This is a content specified in Circular No. 100/2015/TT-BTC of the Ministry of Finance of Vietnam providing guidance on the issuance of municipal bonds in the domestic market.
According to Circular No. 100/2015/TT-BTC of the Ministry of Finance of Vietnam, in addition to terms and conditions of bonds prescribed in Article 6 of Decree No. 01/2011/ND-CP of Vietnam’s Government, an issuer of municipal bonds must comply with the following provisions:
1. Terms of bond
Municipal bonds are issued with a term of one year or above. Each Provincial-level People’s Committee shall decide specific terms of municipal bonds in conformity with demand for capital and market conditions.
2. Face value of the bond
The face value per municipal bond shall be one hundred thousand Vietnamese dongs (VND 100,000).

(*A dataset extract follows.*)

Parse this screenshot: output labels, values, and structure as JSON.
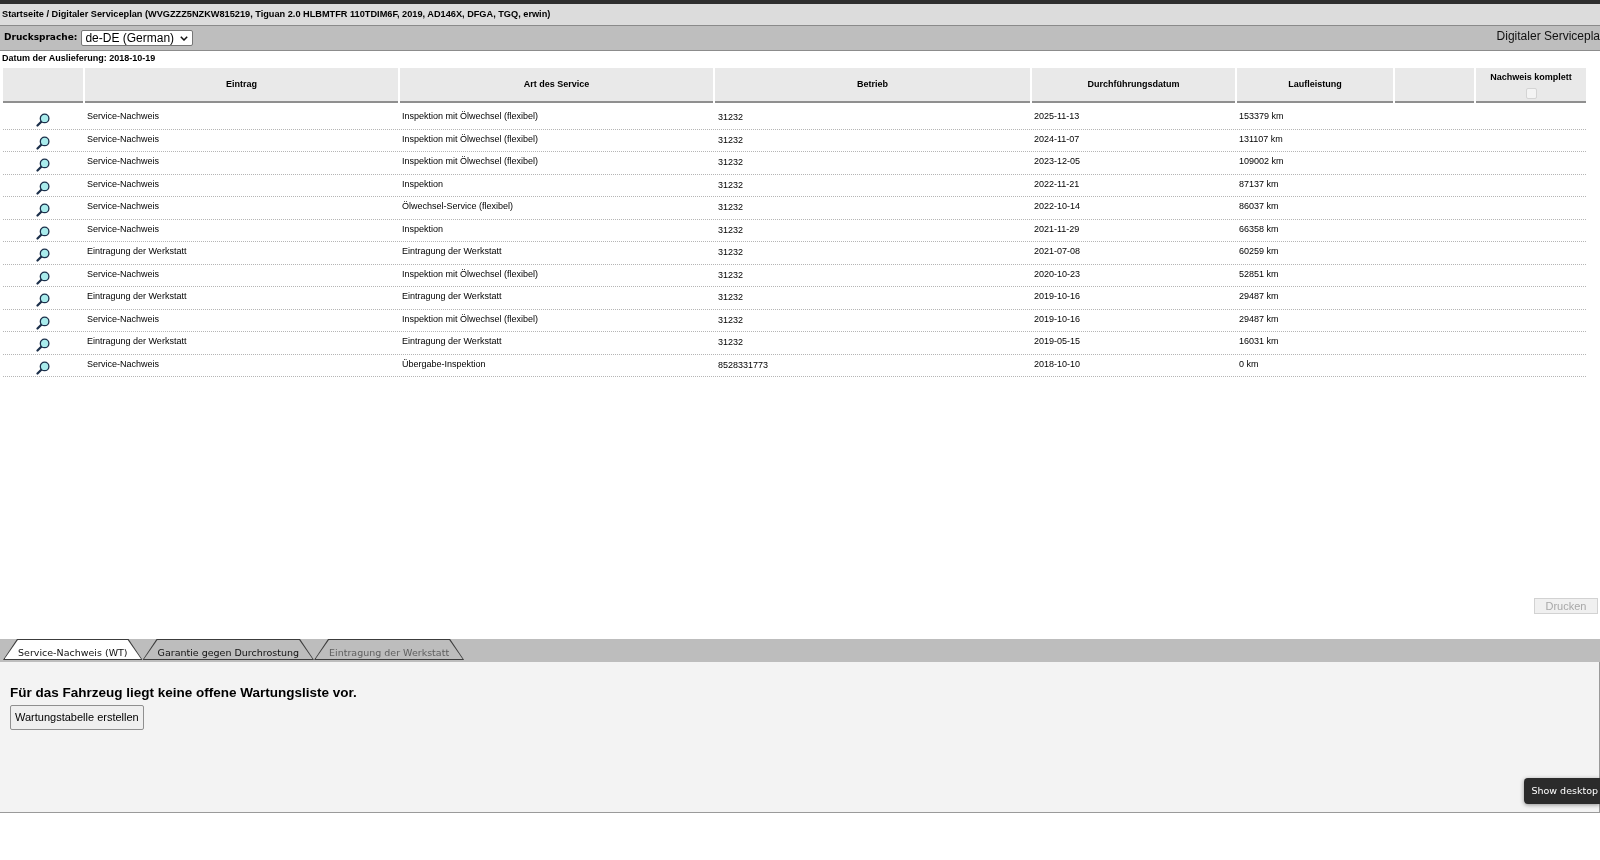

Other face values of the municipal bond shall be the multiples of one hundred thousand Vietnamese dongs (VND 100,000).
3. Issuance quantity
The quantity of each issue is decided by the issuer according to the local demand for capital and the capacity for capital mobilization in the market but must not exceed the issuance limit granted by competent authorities as specified in this Circular.
4. Interest rate of bonds issued
The interest rate of municipal bonds issued is decided by the issuer but must not exceed the bracket of interest rate imposed by the Ministry of Finance as regulated in Article 9 herein.
More details can be found in Circular No. 100/2015/TT-BTC of the Ministry of Finance of Vietnam, which takes effect from August 01, 2015.